Profits are negative or low in the introduction stage. Promotional expenditures are at their highest ratio to sales because of the need to

1. Inform potential consumers,
2. Induce product trial
3. Secure distribution in retail outlets.

Firms focus on those buyers who are the most ready to buy, usually higher-income groups. Prices tend to be high because costs are high. Because it takes time to roll out a new product, work out the technical problem, fill dealer pipelines, and gain consumer acceptance, sales growth tends to be slow at this stage.

Sales of expensive new products such as high-definition TV are slowed by additional factors such as product complexity and fewer potential buyers.

Companies that plan to introduce a new product must decide when to enter the market. To be first can be rewarding, but risky and expensive. To come in later makes sense if the firm can bring superior technology, quality, or brand strength.

Speeding up innovation time is essential in an age of shortening product life cycle. Being early can pay off. One study found that products that came out six months late but on budget earned an average of 33% less profit in their first 5years; product that came out on time but 50% over budget cut their profits by only 4%.

Most studies indicate that the market pioneer gains the most advantage. Companies like Campbell, Coca-Cola, Hallmark, and developed sustained market dominance. Carpenter and Nakamoto found that 19 out of 25 companies who are market leaders in 1923 were still the market leaders in 1983, 60 years later. Robinson and Min found that in a sample of industrial-goods businesses, 66% of pioneers survived at least 10 years, versus 48% of the early followers.

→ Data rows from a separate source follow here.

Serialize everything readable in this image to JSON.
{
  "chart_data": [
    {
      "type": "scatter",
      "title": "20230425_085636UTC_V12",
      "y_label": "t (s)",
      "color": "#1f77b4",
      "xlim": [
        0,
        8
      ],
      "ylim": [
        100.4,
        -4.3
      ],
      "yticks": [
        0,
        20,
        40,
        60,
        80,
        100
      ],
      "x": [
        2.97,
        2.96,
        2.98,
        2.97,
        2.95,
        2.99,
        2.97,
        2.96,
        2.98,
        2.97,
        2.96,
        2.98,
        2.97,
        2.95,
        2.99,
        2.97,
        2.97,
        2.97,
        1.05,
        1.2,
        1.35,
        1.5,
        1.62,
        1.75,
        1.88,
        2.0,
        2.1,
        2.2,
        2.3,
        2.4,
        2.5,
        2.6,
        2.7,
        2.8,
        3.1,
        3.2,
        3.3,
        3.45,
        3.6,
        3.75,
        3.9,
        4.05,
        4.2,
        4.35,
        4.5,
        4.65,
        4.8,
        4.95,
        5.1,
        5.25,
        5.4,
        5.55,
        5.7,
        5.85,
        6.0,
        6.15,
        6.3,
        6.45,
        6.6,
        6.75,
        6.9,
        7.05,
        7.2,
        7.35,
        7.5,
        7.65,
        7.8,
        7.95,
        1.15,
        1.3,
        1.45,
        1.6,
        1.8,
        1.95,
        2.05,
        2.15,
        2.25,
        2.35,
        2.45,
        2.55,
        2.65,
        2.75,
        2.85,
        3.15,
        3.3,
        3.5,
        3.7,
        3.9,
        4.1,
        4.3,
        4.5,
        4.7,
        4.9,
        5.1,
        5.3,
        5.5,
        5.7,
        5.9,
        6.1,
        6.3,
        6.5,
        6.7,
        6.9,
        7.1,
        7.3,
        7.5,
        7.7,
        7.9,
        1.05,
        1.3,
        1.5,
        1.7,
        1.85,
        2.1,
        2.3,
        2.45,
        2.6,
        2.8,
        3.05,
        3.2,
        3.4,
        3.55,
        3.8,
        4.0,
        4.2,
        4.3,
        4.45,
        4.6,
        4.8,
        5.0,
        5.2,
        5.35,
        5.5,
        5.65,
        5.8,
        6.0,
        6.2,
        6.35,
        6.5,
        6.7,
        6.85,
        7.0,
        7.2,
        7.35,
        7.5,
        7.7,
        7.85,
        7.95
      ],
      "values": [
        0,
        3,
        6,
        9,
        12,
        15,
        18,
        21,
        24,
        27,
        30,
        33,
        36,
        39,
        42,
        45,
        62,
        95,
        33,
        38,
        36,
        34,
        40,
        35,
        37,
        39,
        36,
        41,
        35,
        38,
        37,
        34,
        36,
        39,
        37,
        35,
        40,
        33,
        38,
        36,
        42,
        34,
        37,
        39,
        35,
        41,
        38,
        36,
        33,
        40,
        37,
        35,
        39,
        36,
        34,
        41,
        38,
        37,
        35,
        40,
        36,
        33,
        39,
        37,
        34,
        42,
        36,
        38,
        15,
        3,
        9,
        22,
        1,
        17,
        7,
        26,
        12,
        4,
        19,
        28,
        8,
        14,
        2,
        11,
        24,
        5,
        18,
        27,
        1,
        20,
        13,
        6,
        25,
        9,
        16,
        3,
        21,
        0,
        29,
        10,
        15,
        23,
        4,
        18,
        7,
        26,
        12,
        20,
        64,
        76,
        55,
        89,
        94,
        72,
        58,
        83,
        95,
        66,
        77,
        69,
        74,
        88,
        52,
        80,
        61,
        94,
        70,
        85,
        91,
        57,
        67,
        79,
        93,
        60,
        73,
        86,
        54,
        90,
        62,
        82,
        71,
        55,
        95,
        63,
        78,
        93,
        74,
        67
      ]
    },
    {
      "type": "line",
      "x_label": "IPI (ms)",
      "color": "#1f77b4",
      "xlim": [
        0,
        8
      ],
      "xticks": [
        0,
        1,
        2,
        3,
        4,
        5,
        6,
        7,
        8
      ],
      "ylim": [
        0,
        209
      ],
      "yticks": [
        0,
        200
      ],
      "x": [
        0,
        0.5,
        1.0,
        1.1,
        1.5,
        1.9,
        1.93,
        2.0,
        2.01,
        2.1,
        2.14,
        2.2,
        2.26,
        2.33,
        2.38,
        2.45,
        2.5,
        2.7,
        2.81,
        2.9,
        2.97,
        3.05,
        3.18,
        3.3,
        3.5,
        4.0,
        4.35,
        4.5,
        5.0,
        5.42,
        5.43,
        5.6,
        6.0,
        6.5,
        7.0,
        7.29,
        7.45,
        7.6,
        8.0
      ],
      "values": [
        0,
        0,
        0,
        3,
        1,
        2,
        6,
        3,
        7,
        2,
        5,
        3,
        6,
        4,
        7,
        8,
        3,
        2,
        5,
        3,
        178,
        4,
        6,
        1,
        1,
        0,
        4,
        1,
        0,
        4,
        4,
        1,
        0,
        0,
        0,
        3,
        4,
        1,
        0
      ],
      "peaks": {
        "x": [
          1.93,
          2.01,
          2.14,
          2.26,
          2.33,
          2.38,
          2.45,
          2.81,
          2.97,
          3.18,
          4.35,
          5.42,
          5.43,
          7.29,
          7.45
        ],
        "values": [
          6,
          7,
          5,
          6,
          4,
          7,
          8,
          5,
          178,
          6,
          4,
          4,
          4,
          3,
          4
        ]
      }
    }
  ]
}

The sources of the pioneer’s advantage are:

Early users recall the pioneer’s brand name if the product satisfies them. The pioneer’s brand also establishes the attributes the product class should posses. The pioneer’s brand normally aims at the middle of the market and so captures more users. Customer inertia also plays a role; and there are producer advantages: economies of scale, technological leadership, patents, ownership of scarce assets, and other barriers to entry. Pioneers can have more effective marketing spending and enjoy higher rates of consumer repeat purchases. An alert pioneer can maintain its leadership indefinitely by pursuing various strategies.

The pioneer advantage, however, is not inevitable. Look at the fate of Bowmar (hand calculators), Apple’s Newton (personal digital assistant), Netscape (Web browser), Reynolds (ballpoint pens), and Osborne (portable computers), market pioneers who were overtaken by later entrants.

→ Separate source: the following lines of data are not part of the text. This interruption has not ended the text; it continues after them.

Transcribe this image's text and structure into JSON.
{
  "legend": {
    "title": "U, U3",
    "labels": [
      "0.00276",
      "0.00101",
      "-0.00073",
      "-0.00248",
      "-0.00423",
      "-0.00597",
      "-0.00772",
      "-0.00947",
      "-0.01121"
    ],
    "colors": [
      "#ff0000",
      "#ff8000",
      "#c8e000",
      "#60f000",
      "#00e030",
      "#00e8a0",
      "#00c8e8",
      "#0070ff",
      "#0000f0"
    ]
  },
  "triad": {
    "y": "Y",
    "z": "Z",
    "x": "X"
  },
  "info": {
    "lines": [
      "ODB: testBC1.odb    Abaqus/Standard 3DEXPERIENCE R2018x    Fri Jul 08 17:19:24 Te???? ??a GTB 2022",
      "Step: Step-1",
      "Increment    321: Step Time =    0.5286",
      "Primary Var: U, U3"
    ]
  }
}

28 industries were studied by an expert where the imitators surpassed the innovators. He found several weakness among the falling pioneers, including new product that were too crude, were improperly positioned, or appeared before there was strong demand; product-development costs that exhausted the innovator’s resources; a lack of resources to compete against entering larger firms; and managerial incompetence or unhealthy complacency.

Successful imitators thrived by offering lower prices, improving the product more continuously, or using brute market power to overtake the pioneer. None of the companies that now dominate in the manufacture of personal computers—including Dell, GATEWAY, AND Compaq—were first movers.

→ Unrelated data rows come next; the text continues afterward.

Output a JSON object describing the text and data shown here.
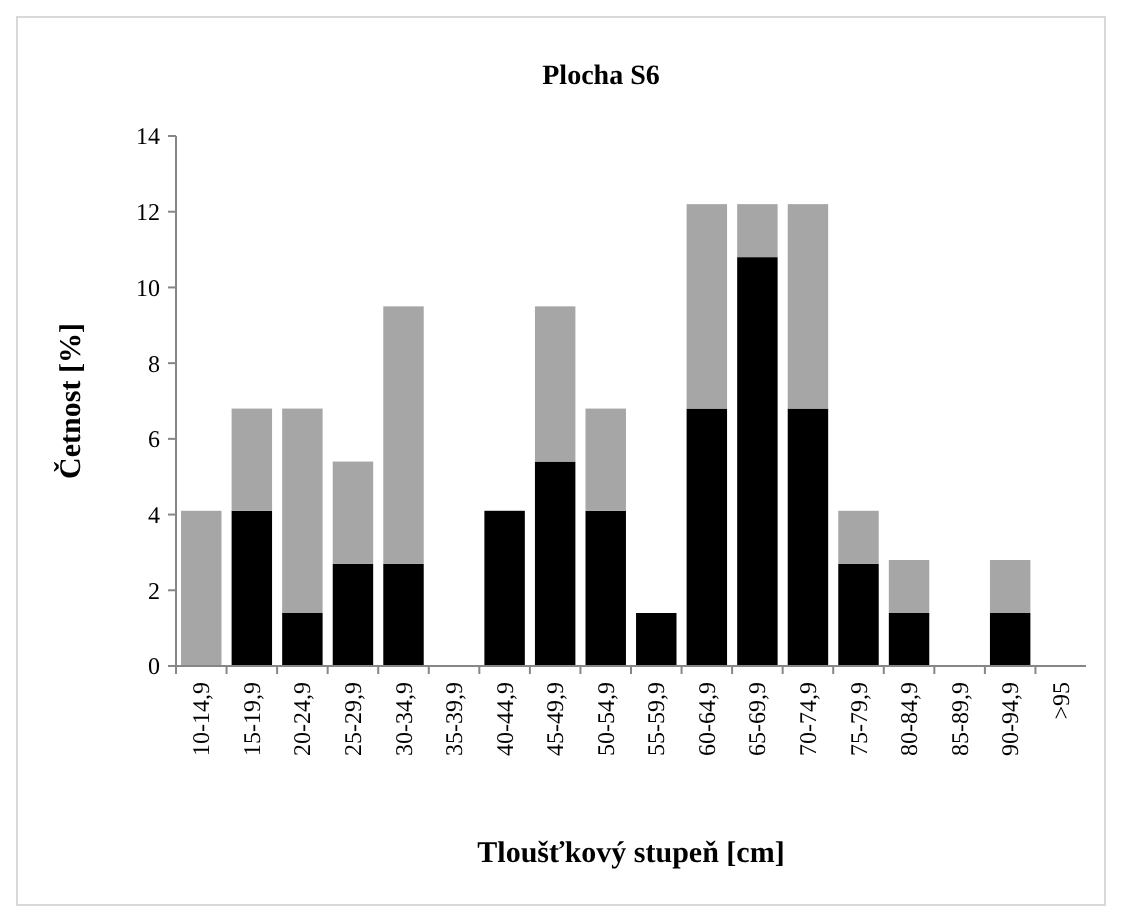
{
  "chart_data": {
    "type": "bar",
    "title": "Plocha S6",
    "xlabel": "Tloušťkový stupeň [cm]",
    "ylabel": "Četnost [%]",
    "stacked": true,
    "categories": [
      "10-14,9",
      "15-19,9",
      "20-24,9",
      "25-29,9",
      "30-34,9",
      "35-39,9",
      "40-44,9",
      "45-49,9",
      "50-54,9",
      "55-59,9",
      "60-64,9",
      "65-69,9",
      "70-74,9",
      "75-79,9",
      "80-84,9",
      "85-89,9",
      "90-94,9",
      ">95"
    ],
    "series": [
      {
        "color": "#000000",
        "values": [
          0,
          4.1,
          1.4,
          2.7,
          2.7,
          0,
          4.1,
          5.4,
          4.1,
          1.4,
          6.8,
          10.8,
          6.8,
          2.7,
          1.4,
          0,
          1.4,
          0
        ]
      },
      {
        "color": "#a6a6a6",
        "values": [
          4.1,
          2.7,
          5.4,
          2.7,
          6.8,
          0,
          0,
          4.1,
          2.7,
          0,
          5.4,
          1.4,
          5.4,
          1.4,
          1.4,
          0,
          1.4,
          0
        ]
      }
    ],
    "ylim": [
      0,
      14
    ],
    "yticks": [
      0,
      2,
      4,
      6,
      8,
      10,
      12,
      14
    ],
    "grid": false
  }
}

There are doubts about the pioneer advantage. They distinguish between an inventor (first to develop patents on a new-product category), a product pioneer (first to develop a working model), and a market pioneer (first to sell in the new-product category). They also include non surviving pioneers in their sample. They conclude that although pioneers may still have a advantage, a large number of market pioneers fail than has been reported and a larger number of early market leaders (though not pioneers) succeed.

Examples of later entrants overtaking market pioneers are IBM over Sperry in mainframe computers, Matsushita over Sony in VCRs, and GE over EMI in CAT scan equipment.

The pioneer should visualize the various product markets it could initially, knowing that it cannot enter all of them at once. Suppose market-segmentation analysis revealed, the pioneer should analyze the profit potential of each product market singly and in combination and decide on a market expansion. In a more recent study, the following five factors are identified as underpinning long term market leadership, vision of a mass market, persistence, relentless innovation, financial commitment and asset leverage.